Meados de 2000,
e meu pai tinha poucos anos a mais do que tenho hoje,
mas eram notáveis as marcas de sofrimento que a vida já tinha deixado em seu rosto até então.
Poucos anos antes ele tinha perdido todas as economias da família,
em um negócio malsucedido envolvendo a compra de um caminhão.
O desejo de ascender na vida tinha sido mais tentador do que a certeza do fracasso de um operário da agroindústria em ser um empresário bem-sucedido.
Naqueles dias, meu pai dividia seu tempo em apenas 3 coisas: trabalhar, comer e dormir.
Dois empregos de segunda a sexta, e um terceiro nos finais de semana
até quando seu corpo aguentaria?
Tenho certeza de que era a pergunta que ele se fazia toda madrugada, quando levantava para o trabalho e toda noite, quando encostava a cabeça no travesseiro para suas 5 horas de sono.
Mal podia imaginar que, por trás de tanto sacrifício, meu pai carregava acesa aquela velha chama de mudar de vida,
de deixar de ser um simples operário, mesmo que para mim, naquele momento isso não fazia o menor sentido…
Até que, finalmente, em uma noite quente de verão ele decidiu revelar seu plano.
“Guardei algum dinheiro, vamos abrir um pequeno mercado no porão”
Lembro que minha mãe ficou agitada e não parava de repetir que eu era um garoto de apenas 11 anos, e que ela não tinha nem a quarta série concluída, como iríamos dar conta de um mercado, mesmo que pequeno, sozinhos.

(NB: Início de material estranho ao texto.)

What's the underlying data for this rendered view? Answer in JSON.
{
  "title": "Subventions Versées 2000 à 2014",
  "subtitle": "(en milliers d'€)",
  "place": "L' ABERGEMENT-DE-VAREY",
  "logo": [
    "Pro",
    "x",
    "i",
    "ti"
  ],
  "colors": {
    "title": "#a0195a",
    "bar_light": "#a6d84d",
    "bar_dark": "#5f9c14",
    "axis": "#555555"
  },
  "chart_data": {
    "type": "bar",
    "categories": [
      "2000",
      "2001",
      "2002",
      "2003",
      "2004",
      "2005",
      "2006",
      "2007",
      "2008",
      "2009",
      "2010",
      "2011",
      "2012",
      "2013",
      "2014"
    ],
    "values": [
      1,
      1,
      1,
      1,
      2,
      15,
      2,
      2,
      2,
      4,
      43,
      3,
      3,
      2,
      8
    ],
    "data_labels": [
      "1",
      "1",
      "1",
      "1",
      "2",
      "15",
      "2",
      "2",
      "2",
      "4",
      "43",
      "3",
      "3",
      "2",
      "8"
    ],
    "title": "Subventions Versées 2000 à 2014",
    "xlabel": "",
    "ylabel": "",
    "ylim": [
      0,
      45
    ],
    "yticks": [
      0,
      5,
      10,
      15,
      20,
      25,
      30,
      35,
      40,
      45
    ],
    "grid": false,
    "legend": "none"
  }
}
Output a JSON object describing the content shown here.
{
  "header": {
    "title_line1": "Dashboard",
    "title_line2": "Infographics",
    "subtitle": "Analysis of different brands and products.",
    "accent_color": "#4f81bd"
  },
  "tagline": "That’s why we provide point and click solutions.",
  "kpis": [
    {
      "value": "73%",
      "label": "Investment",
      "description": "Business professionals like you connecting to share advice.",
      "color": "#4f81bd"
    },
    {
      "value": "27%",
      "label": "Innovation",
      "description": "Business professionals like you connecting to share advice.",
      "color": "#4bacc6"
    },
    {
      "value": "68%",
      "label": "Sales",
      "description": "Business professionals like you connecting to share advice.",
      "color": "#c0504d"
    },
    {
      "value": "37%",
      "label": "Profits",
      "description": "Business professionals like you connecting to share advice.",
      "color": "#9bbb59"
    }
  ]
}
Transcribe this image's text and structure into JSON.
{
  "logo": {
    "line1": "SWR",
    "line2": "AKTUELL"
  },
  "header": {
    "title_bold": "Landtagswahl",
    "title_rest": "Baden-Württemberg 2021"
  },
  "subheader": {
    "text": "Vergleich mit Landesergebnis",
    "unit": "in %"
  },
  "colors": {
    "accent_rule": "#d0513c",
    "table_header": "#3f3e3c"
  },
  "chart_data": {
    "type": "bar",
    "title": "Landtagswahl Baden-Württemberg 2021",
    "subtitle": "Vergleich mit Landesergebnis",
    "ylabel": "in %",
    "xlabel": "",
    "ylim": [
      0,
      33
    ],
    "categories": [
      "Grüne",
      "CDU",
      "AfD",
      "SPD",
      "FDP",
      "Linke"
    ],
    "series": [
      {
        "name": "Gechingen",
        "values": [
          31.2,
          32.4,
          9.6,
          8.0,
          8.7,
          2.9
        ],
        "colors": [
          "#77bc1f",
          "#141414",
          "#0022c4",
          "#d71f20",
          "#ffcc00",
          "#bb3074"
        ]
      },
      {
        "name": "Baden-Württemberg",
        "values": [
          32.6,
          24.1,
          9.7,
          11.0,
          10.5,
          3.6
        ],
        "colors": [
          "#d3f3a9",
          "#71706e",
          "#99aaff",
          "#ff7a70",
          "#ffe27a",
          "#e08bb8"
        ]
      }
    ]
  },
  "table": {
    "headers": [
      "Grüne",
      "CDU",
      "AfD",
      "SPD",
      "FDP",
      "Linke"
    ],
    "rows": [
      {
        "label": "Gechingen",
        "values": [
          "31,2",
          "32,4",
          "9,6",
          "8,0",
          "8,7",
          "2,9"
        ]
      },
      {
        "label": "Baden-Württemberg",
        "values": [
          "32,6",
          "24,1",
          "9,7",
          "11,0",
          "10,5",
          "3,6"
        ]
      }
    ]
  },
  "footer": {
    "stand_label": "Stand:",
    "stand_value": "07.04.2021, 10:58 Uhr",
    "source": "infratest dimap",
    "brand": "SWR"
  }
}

Mas meu pai estava decidido,
ensinou minha mãe a lidar com a máquina de calcular,
contratou um vizinho para construir as prateleiras de madeira,
em uma casa de móveis usados comprou um balcão de atendimento e um velho freezer.
Organizamos as prateleiras estrategicamente em lugares onde não existiam infiltrações,
o velho balcão perto da parede dos fundos em direção à porta,
e o freezer logo ao lado.
Das 4 lâmpadas do ambiente, meu pai tinha autorizado o uso apenas de duas, isso ajudaria na conta da luz.
É estranho pensar,
mas desde a inauguração o mercado já tinha ares de antigo e antiquado…
Lembro como eu e minha mãe morríamos de vergonha de atender os poucos clientes que chegavam,
e como rezávamos a Deus para que tivéssemos feito alguma venda até a hora que meu pai chegasse, para que ele esboçasse um pequeno sorriso.
Aos poucos os fornecedores de doces, cigarros clandestinos e bebidas se amontoaram para vender seus produtos,
quase sempre com uma negativa de minha mãe:
“Hoje não, os negócios estão fracos”.
Com o passar dos meses criamos alguns poucos bons clientes, e empilhamos maus pagadores.
Nunca dissemos não a um cliente,
esse era o lema que meu pai tinha criado,
seja por uma compra fiada, ou para abrir o mercado as 10 horas da noite para vendermos uma caixa de fósforos ou um pacote de suco.
Toda noite minha mãe implorava para que meu pai fechasse o velho mercado,
ele nunca respondeu, apenas baixava a cabeça e andava até o quarto.
A melhor lembrança que tenho do mercadinho, era de como podia encher a boca de paçoca toda a manhã e tomar um belo gole de refrigerante,
a sensação do gás em contato com o açúcar dava uma coceira gostosa no céu da boca…
O mercado durou cerca de 4 anos, e cada dia demonstrava um semblante mais triste, como o de meu pai que, sequer, pôde largar um de seus empregos.
Hoje tenho certeza que foram os 3 empregos de meu pai e sua esperança de sair do chão de fábrica que mantiveram o velho mercado aberto por tanto tempo.
Quando encerramos as atividades, lembro de encontrar produtos que estavam na prateleira desde a inauguração e pensava:
“Deus, como chegamos até aqui!”
Ainda hoje sonho com o pequeno mercado, com suas prateleiras opacas, seu balcão usado e com apenas duas lâmpadas acesas.
Acordo quase sempre triste, pensando:
“Foi apenas mais um sonho”
Mais um sonho de meu velho pai que não pude ajudar transformar em realidade.